Microsoft analyzes web searches, finds clues for early cancer detection

Analyzing web queries could provide early pancreatic cancer detection five months before diagnosis

healthcare data thinkstock
Credit: Thinkstock

Analyzing online activities can provide clues as to a person's chances of having cancer, Microsoft researchers showed in a paper published this week.

Specifically, the researchers demonstrated that by analyzing web query logs they were able to identify internet users who had pancreatic cancer even before they'd been diagnosed. The research is part of a larger trend where data analytics is being used to improve healthcare.

The study suggest that "low-cost, high-coverage surveillance systems" can be created to passively observe search behavior and to provide early warning for pancreatic cancer, and with extension of the methodology, for other challenging cancers," the researchers concluded. "Surveillance systems could also provide for automated capture and summarization of data and landmarks over time so as to provide patients with talking points in their discussion with medical professionals."

The researchers used proprietary logs of 9.2 million web queries on Microsoft's own Bing search engine but focused exclusively on English-speaking people in the U.S.  from October 2013 to May 2015. They tracked the characteristics of users' search and click activities to capture intentions, which provided data to construct a statistical model.

healthcare data cloud THinkstock

The study team, made up of Microsoft researchers Dr. Eric Horvitz and Dr. Ryen White  and Columbia University graduate student John Paparrizos, said they anonymized the data, but gave each search an identifier linked to the Web browser. That enabled the extraction of search log histories.

First, the team identified searchers in logs of online search activity who made "special queries" that are suggestive of a recent diagnosis of pancreatic cancer. Those queries included phrases such as "Why did I get cancer in pancreas," and "I was told I have pancreatic cancer, what to expect."

The researchers were also able to use special Bing-created filters to weed out queries from users when fewer than 20% were health related, assuming that the searchers were being performed by healthcare professionals.

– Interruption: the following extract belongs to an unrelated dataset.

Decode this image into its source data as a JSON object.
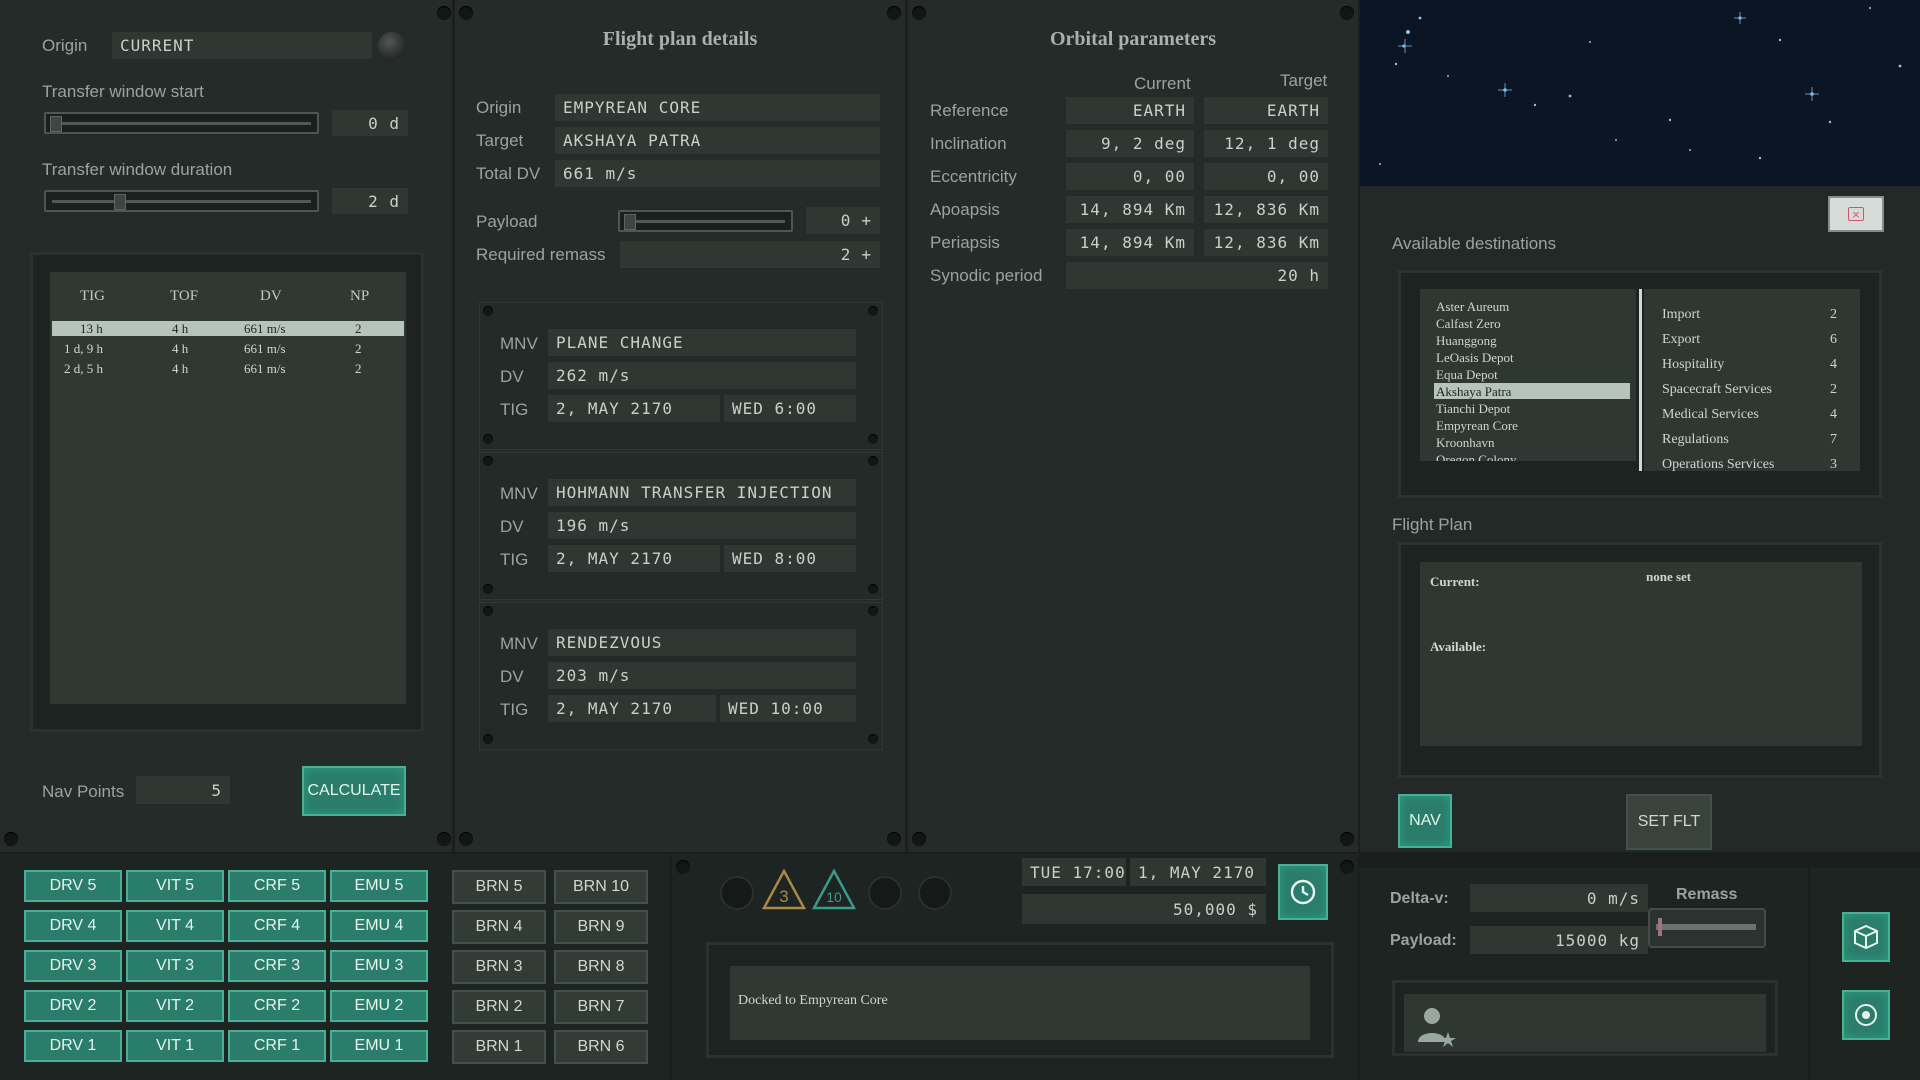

That left 7.2 million web queries to examine.

The team then went back "many months" before the initial queries were made to examine patterns of symptoms as they were expressed by web searches about pancreatic cancer symptoms.

"We showed specifically that we can identify 5% to 15% of cases, while preserving extremely low false-positive rates," the researchers said in their paper. The false positives ranged from one in 10,000 to one in 100,000.

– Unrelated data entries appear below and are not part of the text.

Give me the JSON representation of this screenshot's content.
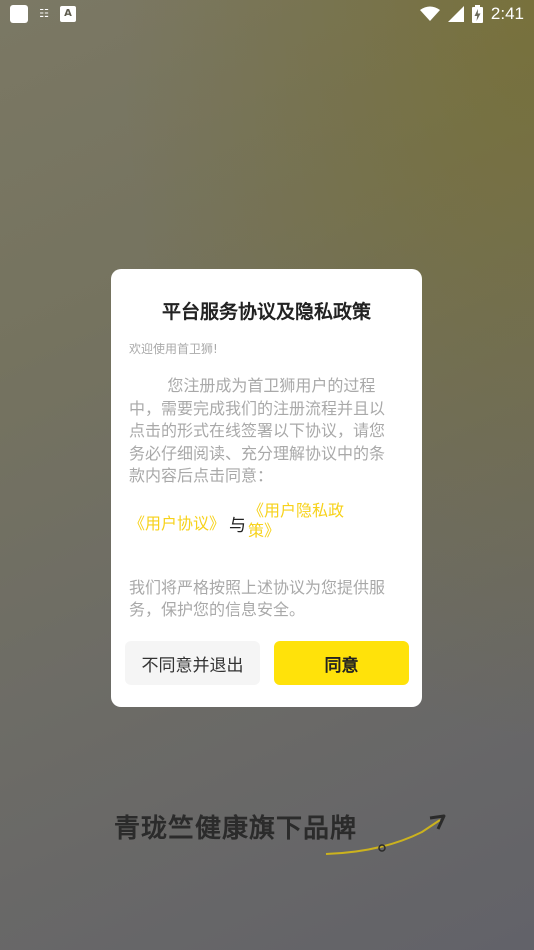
{
  "status_bar": {
    "time": "2:41",
    "left_icons": [
      "app-square-icon",
      "qr-grid-icon",
      "a-letter-icon"
    ],
    "right_icons": [
      "wifi-icon",
      "signal-icon",
      "battery-charging-icon"
    ],
    "qr_glyph": "☷",
    "a_glyph": "A"
  },
  "dialog": {
    "title": "平台服务协议及隐私政策",
    "welcome": "欢迎使用首卫狮!",
    "paragraph": "您注册成为首卫狮用户的过程中，需要完成我们的注册流程并且以点击的形式在线签署以下协议，请您务必仔细阅读、充分理解协议中的条款内容后点击同意：",
    "user_agreement_link": "《用户协议》",
    "and_text": "与",
    "privacy_policy_link": "《用户隐私政策》",
    "paragraph2": "我们将严格按照上述协议为您提供服务，保护您的信息安全。",
    "disagree_button": "不同意并退出",
    "agree_button": "同意"
  },
  "brand": {
    "slogan": "青珑竺健康旗下品牌"
  },
  "colors": {
    "accent_yellow": "#ffe20a",
    "link_yellow": "#f7d21a",
    "text_dark": "#222222",
    "text_gray": "#a9a9a9"
  }
}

pancreatic cancer web logs Microsoft

Microsoft researchers showed that they can identify 5% to 15% of pancreatic diagnosed users based on their previous search history.

Unlike many other cancers, which can be slow growing, pancreatic cancer is among the most aggressive, meaning early diagnosis can lead to better outcomes.

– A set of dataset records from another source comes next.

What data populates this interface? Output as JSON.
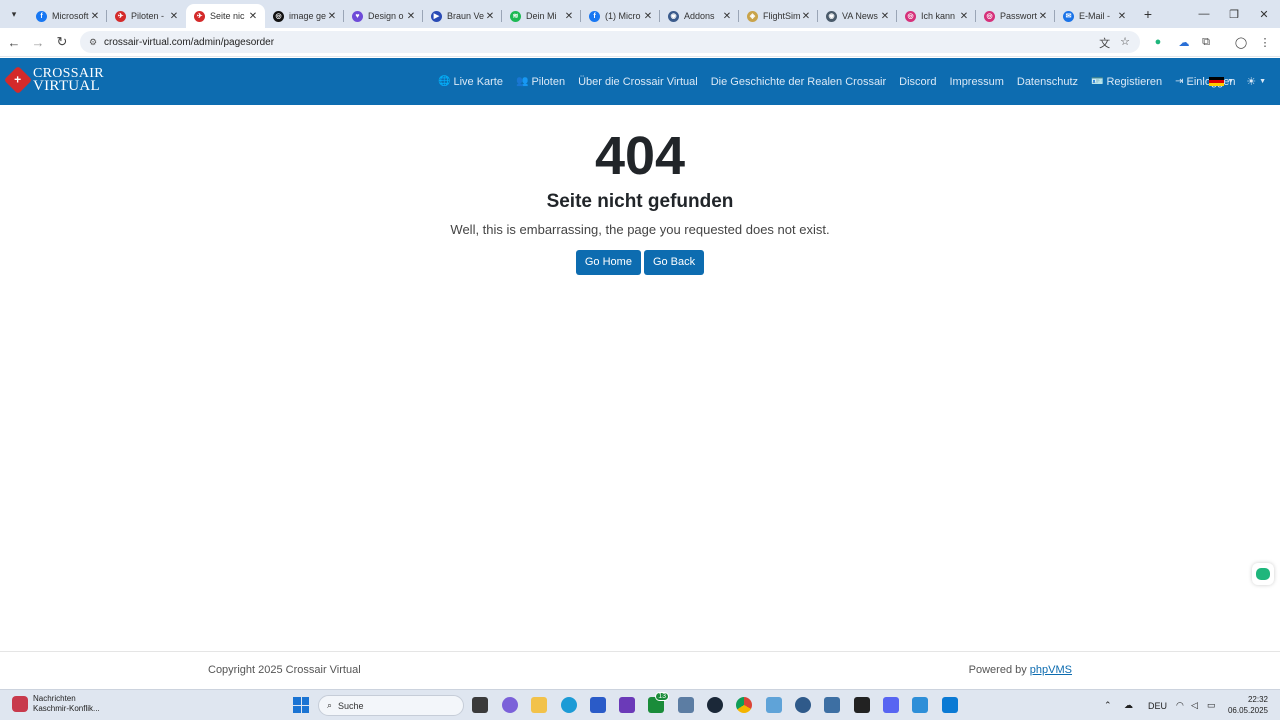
{
  "browser": {
    "tabs": [
      {
        "title": "Microsoft",
        "fav_color": "#1877f2",
        "fav_glyph": "f",
        "active": false
      },
      {
        "title": "Piloten -",
        "fav_color": "#d42a2a",
        "fav_glyph": "✈",
        "active": false
      },
      {
        "title": "Seite nic",
        "fav_color": "#d42a2a",
        "fav_glyph": "✈",
        "active": true
      },
      {
        "title": "image ge",
        "fav_color": "#111111",
        "fav_glyph": "◎",
        "active": false
      },
      {
        "title": "Design o",
        "fav_color": "#6e4bd8",
        "fav_glyph": "♥",
        "active": false
      },
      {
        "title": "Braun Ve",
        "fav_color": "#2a4bb5",
        "fav_glyph": "▶",
        "active": false
      },
      {
        "title": "Dein Mi",
        "fav_color": "#1db954",
        "fav_glyph": "≋",
        "active": false
      },
      {
        "title": "(1) Micro",
        "fav_color": "#1877f2",
        "fav_glyph": "f",
        "active": false
      },
      {
        "title": "Addons",
        "fav_color": "#3b5b8c",
        "fav_glyph": "◉",
        "active": false
      },
      {
        "title": "FlightSim",
        "fav_color": "#c9a34a",
        "fav_glyph": "◈",
        "active": false
      },
      {
        "title": "VA News",
        "fav_color": "#4a5a6a",
        "fav_glyph": "◉",
        "active": false
      },
      {
        "title": "Ich kann",
        "fav_color": "#d6307a",
        "fav_glyph": "◎",
        "active": false
      },
      {
        "title": "Passwort",
        "fav_color": "#d6307a",
        "fav_glyph": "◎",
        "active": false
      },
      {
        "title": "E-Mail -",
        "fav_color": "#1a73e8",
        "fav_glyph": "✉",
        "active": false
      }
    ],
    "url": "crossair-virtual.com/admin/pagesorder"
  },
  "site": {
    "logo_line1": "CROSSAIR",
    "logo_line2": "VIRTUAL",
    "nav": [
      {
        "label": "Live Karte",
        "icon": "🌐",
        "icon_name": "globe-icon",
        "key": "live-karte"
      },
      {
        "label": "Piloten",
        "icon": "👥",
        "icon_name": "users-icon",
        "key": "piloten"
      },
      {
        "label": "Über die Crossair Virtual",
        "icon": "",
        "icon_name": "",
        "key": "ueber"
      },
      {
        "label": "Die Geschichte der Realen Crossair",
        "icon": "",
        "icon_name": "",
        "key": "geschichte"
      },
      {
        "label": "Discord",
        "icon": "",
        "icon_name": "",
        "key": "discord"
      },
      {
        "label": "Impressum",
        "icon": "",
        "icon_name": "",
        "key": "impressum"
      },
      {
        "label": "Datenschutz",
        "icon": "",
        "icon_name": "",
        "key": "datenschutz"
      },
      {
        "label": "Registieren",
        "icon": "🪪",
        "icon_name": "id-card-icon",
        "key": "registieren"
      },
      {
        "label": "Einloggen",
        "icon": "⇥",
        "icon_name": "login-icon",
        "key": "einloggen"
      }
    ],
    "theme_icon": "☀",
    "primary_color": "#0d6cb0"
  },
  "error": {
    "code": "404",
    "title": "Seite nicht gefunden",
    "message": "Well, this is embarrassing, the page you requested does not exist.",
    "home_label": "Go Home",
    "back_label": "Go Back"
  },
  "footer": {
    "copyright": "Copyright 2025 Crossair Virtual",
    "powered_prefix": "Powered by",
    "powered_link": "phpVMS"
  },
  "taskbar": {
    "news_title": "Nachrichten",
    "news_sub": "Kaschmir-Konflik...",
    "search_placeholder": "Suche",
    "lang": "DEU",
    "time": "22:32",
    "date": "06.05.2025",
    "xbox_badge": "13"
  }
}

Additionally, early signs and symptoms of pancreatic cancer are subtle and often present as nonspecific symptoms that appear and evolve over time, the researchers noted.

The results of analyzing web queries pointed to early cancer detection -- as much as five months before a physician's diagnosis.

"Web search logs may offer a useful source of signals for pancreatic [cancer] screening, with significant lead time," the researchers said. "Because pancreatic [cancer] may progress from stage I to stage IV in just over 1 year, this screening capability could increase 5-year survival."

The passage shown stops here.